As an admin, you can have a granular strategy to manage tenants and their resources.

Still, workloads deployed in vCluster end up in the same cluster.

What if you need to segregate workloads into different clusters for regulatory reasons?

A cluster for each tenant

For example, two apps cannot be on the same network.

Or one app is bound to be in a particular region for data protection.

In this case, you only have the option to have a dedicated cluster per tenant.

However, how do you manage multiple clusters at scale?

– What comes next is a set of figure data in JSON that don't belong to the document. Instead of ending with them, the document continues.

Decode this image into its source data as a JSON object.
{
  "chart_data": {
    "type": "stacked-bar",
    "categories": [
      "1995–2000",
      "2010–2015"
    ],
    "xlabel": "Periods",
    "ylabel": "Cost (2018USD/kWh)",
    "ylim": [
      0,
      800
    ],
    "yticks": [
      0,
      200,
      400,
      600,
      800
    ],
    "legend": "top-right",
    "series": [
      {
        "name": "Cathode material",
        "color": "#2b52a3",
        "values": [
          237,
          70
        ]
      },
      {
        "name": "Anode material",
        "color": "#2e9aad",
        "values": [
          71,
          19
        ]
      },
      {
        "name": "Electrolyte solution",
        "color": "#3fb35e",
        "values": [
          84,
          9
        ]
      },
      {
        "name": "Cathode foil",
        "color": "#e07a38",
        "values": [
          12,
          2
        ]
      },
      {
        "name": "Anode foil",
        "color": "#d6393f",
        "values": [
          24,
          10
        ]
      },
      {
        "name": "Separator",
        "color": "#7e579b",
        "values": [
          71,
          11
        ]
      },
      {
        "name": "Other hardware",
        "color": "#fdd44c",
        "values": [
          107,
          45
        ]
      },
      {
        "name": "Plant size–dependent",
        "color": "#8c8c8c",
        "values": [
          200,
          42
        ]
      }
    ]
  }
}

You could use Karmada to manage the tenant cluster and deploy common workloads all once across all clusters.

Karmada’s architecture is similar to vcluster.

First, a cluster manager control plane is aware of multiple clusters.

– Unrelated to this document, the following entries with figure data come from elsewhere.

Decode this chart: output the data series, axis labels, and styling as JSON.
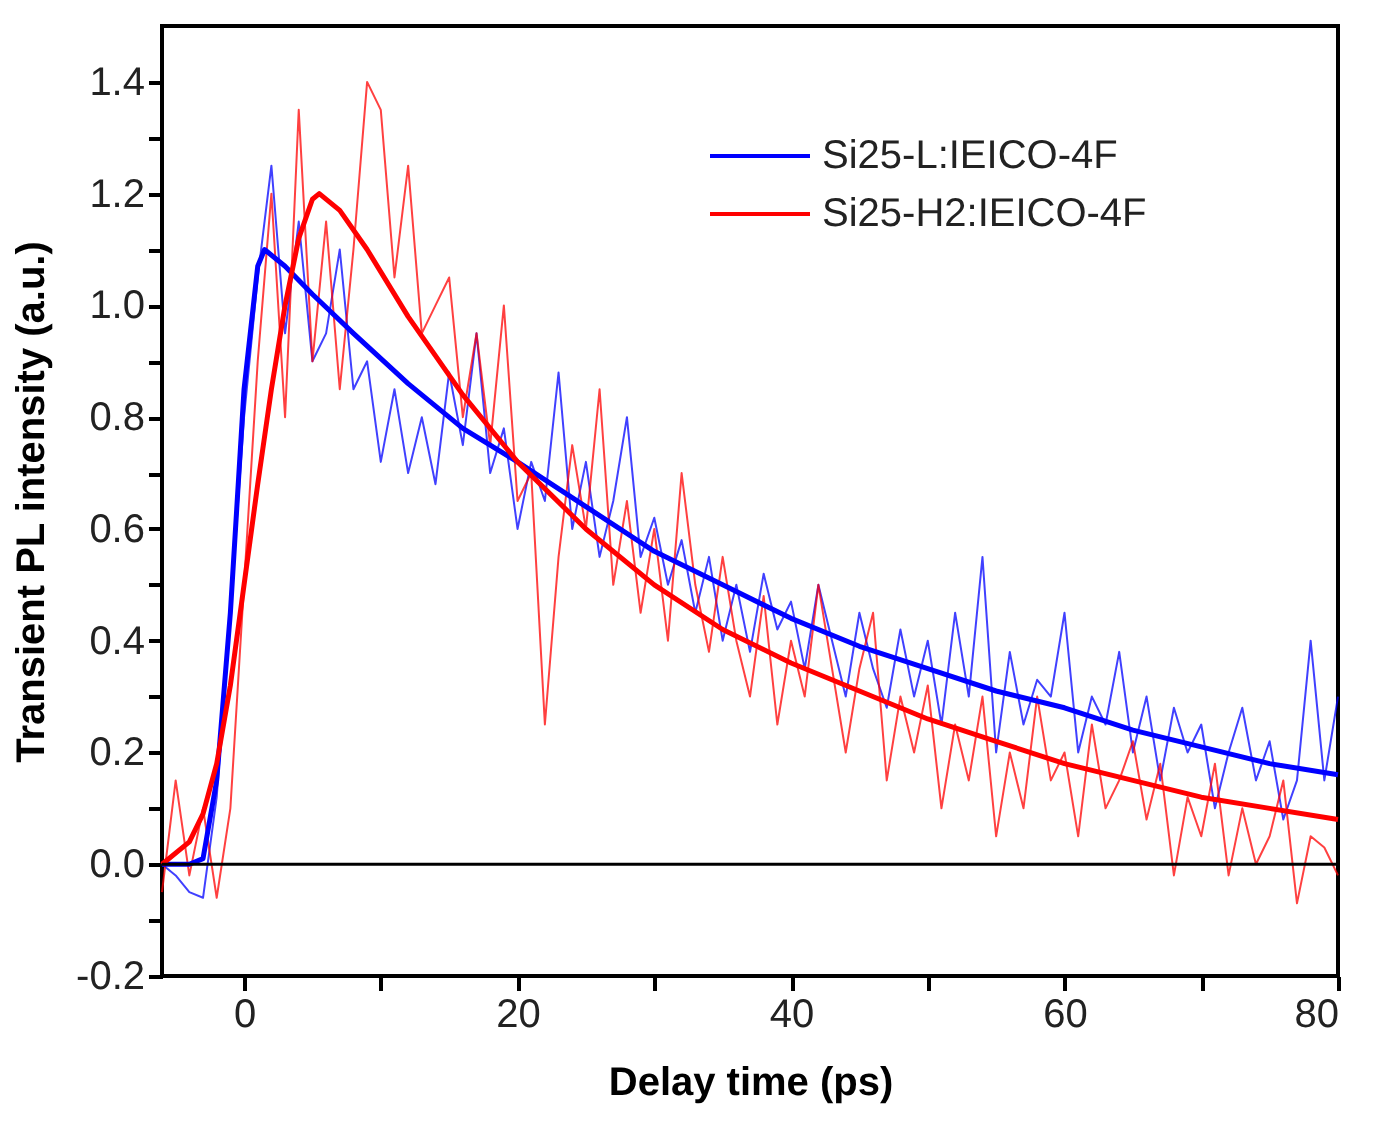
{
  "chart_data": {
    "type": "line",
    "xlabel": "Delay time (ps)",
    "ylabel": "Transient PL intensity (a.u.)",
    "x": [
      -6,
      -5,
      -4,
      -3,
      -2,
      -1,
      0,
      1,
      2,
      3,
      4,
      5,
      6,
      7,
      8,
      9,
      10,
      11,
      12,
      13,
      14,
      15,
      16,
      17,
      18,
      19,
      20,
      21,
      22,
      23,
      24,
      25,
      26,
      27,
      28,
      29,
      30,
      31,
      32,
      33,
      34,
      35,
      36,
      37,
      38,
      39,
      40,
      41,
      42,
      43,
      44,
      45,
      46,
      47,
      48,
      49,
      50,
      51,
      52,
      53,
      54,
      55,
      56,
      57,
      58,
      59,
      60,
      61,
      62,
      63,
      64,
      65,
      66,
      67,
      68,
      69,
      70,
      71,
      72,
      73,
      74,
      75,
      76,
      77,
      78,
      79,
      80
    ],
    "series": [
      {
        "name": "Si25-L:IEICO-4F",
        "color": "#0000ff",
        "values": [
          0,
          -0.02,
          -0.05,
          -0.06,
          0.12,
          0.45,
          0.8,
          1.05,
          1.25,
          0.95,
          1.15,
          0.9,
          0.95,
          1.1,
          0.85,
          0.9,
          0.72,
          0.85,
          0.7,
          0.8,
          0.68,
          0.88,
          0.75,
          0.95,
          0.7,
          0.78,
          0.6,
          0.72,
          0.65,
          0.88,
          0.6,
          0.72,
          0.55,
          0.65,
          0.8,
          0.55,
          0.62,
          0.5,
          0.58,
          0.45,
          0.55,
          0.4,
          0.5,
          0.38,
          0.52,
          0.42,
          0.47,
          0.35,
          0.5,
          0.4,
          0.3,
          0.45,
          0.35,
          0.28,
          0.42,
          0.3,
          0.4,
          0.25,
          0.45,
          0.3,
          0.55,
          0.2,
          0.38,
          0.25,
          0.33,
          0.3,
          0.45,
          0.2,
          0.3,
          0.25,
          0.38,
          0.2,
          0.3,
          0.15,
          0.28,
          0.2,
          0.25,
          0.1,
          0.2,
          0.28,
          0.15,
          0.22,
          0.08,
          0.15,
          0.4,
          0.15,
          0.3
        ]
      },
      {
        "name": "Si25-H2:IEICO-4F",
        "color": "#ff0000",
        "values": [
          -0.05,
          0.15,
          -0.02,
          0.1,
          -0.06,
          0.1,
          0.5,
          0.9,
          1.2,
          0.8,
          1.35,
          0.9,
          1.15,
          0.85,
          1.1,
          1.4,
          1.35,
          1.05,
          1.25,
          0.95,
          1.0,
          1.05,
          0.8,
          0.95,
          0.75,
          1.0,
          0.65,
          0.7,
          0.25,
          0.55,
          0.75,
          0.6,
          0.85,
          0.5,
          0.65,
          0.45,
          0.6,
          0.4,
          0.7,
          0.5,
          0.38,
          0.55,
          0.4,
          0.3,
          0.48,
          0.25,
          0.4,
          0.3,
          0.5,
          0.35,
          0.2,
          0.35,
          0.45,
          0.15,
          0.3,
          0.2,
          0.32,
          0.1,
          0.25,
          0.15,
          0.3,
          0.05,
          0.2,
          0.1,
          0.3,
          0.15,
          0.2,
          0.05,
          0.25,
          0.1,
          0.15,
          0.22,
          0.08,
          0.18,
          -0.02,
          0.12,
          0.05,
          0.18,
          -0.02,
          0.1,
          0.0,
          0.05,
          0.15,
          -0.07,
          0.05,
          0.03,
          -0.02
        ]
      },
      {
        "color": "#0000ff",
        "x": [
          -6,
          -4,
          -3,
          -2,
          -1,
          0,
          1,
          1.5,
          3,
          5,
          8,
          12,
          16,
          20,
          25,
          30,
          35,
          40,
          45,
          50,
          55,
          60,
          65,
          70,
          75,
          80
        ],
        "values": [
          0,
          0,
          0.01,
          0.15,
          0.45,
          0.85,
          1.07,
          1.1,
          1.07,
          1.02,
          0.95,
          0.86,
          0.78,
          0.72,
          0.64,
          0.56,
          0.5,
          0.44,
          0.39,
          0.35,
          0.31,
          0.28,
          0.24,
          0.21,
          0.18,
          0.16
        ]
      },
      {
        "color": "#ff0000",
        "x": [
          -6,
          -4,
          -3,
          -2,
          -1,
          0,
          1,
          2,
          3,
          4,
          5,
          5.5,
          7,
          9,
          12,
          16,
          20,
          25,
          30,
          35,
          40,
          45,
          50,
          55,
          60,
          65,
          70,
          75,
          80
        ],
        "values": [
          0,
          0.04,
          0.09,
          0.18,
          0.32,
          0.5,
          0.68,
          0.85,
          1.0,
          1.12,
          1.19,
          1.2,
          1.17,
          1.1,
          0.98,
          0.84,
          0.72,
          0.6,
          0.5,
          0.42,
          0.36,
          0.31,
          0.26,
          0.22,
          0.18,
          0.15,
          0.12,
          0.1,
          0.08
        ]
      }
    ],
    "xlim": [
      -6,
      80
    ],
    "xticks": [
      0,
      {
        "value": 10,
        "label": null
      },
      20,
      {
        "value": 30,
        "label": null
      },
      40,
      {
        "value": 50,
        "label": null
      },
      60,
      {
        "value": 70,
        "label": null
      },
      80
    ],
    "ylim": [
      -0.2,
      1.5
    ],
    "yticks": [
      {
        "value": -0.2,
        "label": "-0.2"
      },
      {
        "value": -0.1,
        "label": null
      },
      {
        "value": 0,
        "label": "0.0"
      },
      {
        "value": 0.1,
        "label": null
      },
      {
        "value": 0.2,
        "label": "0.2"
      },
      {
        "value": 0.3,
        "label": null
      },
      {
        "value": 0.4,
        "label": "0.4"
      },
      {
        "value": 0.5,
        "label": null
      },
      {
        "value": 0.6,
        "label": "0.6"
      },
      {
        "value": 0.7,
        "label": null
      },
      {
        "value": 0.8,
        "label": "0.8"
      },
      {
        "value": 0.9,
        "label": null
      },
      {
        "value": 1.0,
        "label": "1.0"
      },
      {
        "value": 1.1,
        "label": null
      },
      {
        "value": 1.2,
        "label": "1.2"
      },
      {
        "value": 1.3,
        "label": null
      },
      {
        "value": 1.4,
        "label": "1.4"
      }
    ],
    "ref_lines": [
      {
        "axis": "y",
        "value": 0,
        "color": "#000000"
      }
    ],
    "grid": false,
    "legend": "top right",
    "marker": "none",
    "line_style": "solid"
  }
}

You usually deploy it in a specially design cluster that doesn’t run any workloads.

Then, Karmada employs an agent that receives instructions from the Karmada control plane and forwards them to the local cluster.

In the end, you have the following arrangement:

• The Karmada control plane can schedule workloads across all clusters.
• Each cluster can still deploy workloads independently.

Of all options, this is the most expensive to maintain and operate.

Just imagine (the horror! of) upgrading dozens of clusters to the latest version.

It’s also the solution that offers more isolation, as all tenants have a dedicated cluster to work with.

Isolation, ease of management and costs

The three options (HNC, vCluster and Karmada) offer different trade-offs for isolation and ease of management.

And they also come with different costs.

Running extra management clusters (Karamada) or control planes (vCluster) costs money compared to a simple controller that propagates resources (HNC).

But this barely scratches the surface.

What happens when you want to run a monitoring solution like Prometheus?

With vCluster and HNC, you can run a single Prometheus instance per cluster. With Karmada, you are probably forced to have one Prometheus instance per tenant. So the costs don’t go up linearly but exponentially.

Take Control of Your Kubernetes Multi-Tenancy with Loft.

Now is the time to choose the right multi-tenancy option for your Kubernetes setup, tailored to your specific needs. Whether it's HNC, vCluster, or Karmada, each option offers unique benefits and challenges. The key lies in evaluating the perfect balance between costs, isolation, and ease of management. Whether you require fine-grained control over shared infrastructure, enhanced isolation, or streamlined tenant management, Kubernetes has a solution for you.

Ready to streamline your multi-tenant architecture? Loft is here to help. As a leading provider of multi-tenant solutions, Loft offers the expertise and tools to manage your Kubernetes clusters easily, ensuring optimal performance for multiple tenants. Explore how Loft can simplify your multi-tenant management today and take your Kubernetes infrastructure to the next level.

Architecting Kubernetes Clusters: One Large Shared or Multiple Small Clusters

Frequently Asked Questions

How do you share a Kubernetes cluster for multi-tenancy?

To share a Kubernetes cluster for multi-tenancy, use namespaces and RBAC to isolate resources between tenants. You can also implement tools like vCluster to create separate control planes or HNC to nest namespaces. These methods ensure efficient resource utilization and isolation across multiple tenants.

What is multi-tenancy in Kubernetes?

Multi-tenancy in Kubernetes allows multiple tenants to share the same cluster while maintaining isolation between them. It uses multi tenant architecture to separate resources and control access through namespaces and RBAC. This setup ensures multiple tenants can securely share infrastructure without performance issues.

Can a single Kubernetes cluster be used as a tenant?

Yes, a single Kubernetes cluster can act as a tenant in a larger system. Tools like vCluster allow tenants to run isolated control planes within a shared cluster, enabling multiple tenants to operate independently while using shared resources.

What is Kubernetes multi-tenancy working group?

The Kubernetes multi-tenancy working group develops tools and guidelines for multi-tenant systems. It focuses on improving isolation, security, and resource utilization in multi-tenant environments. Their work supports better management of multiple tenants within Kubernetes clusters.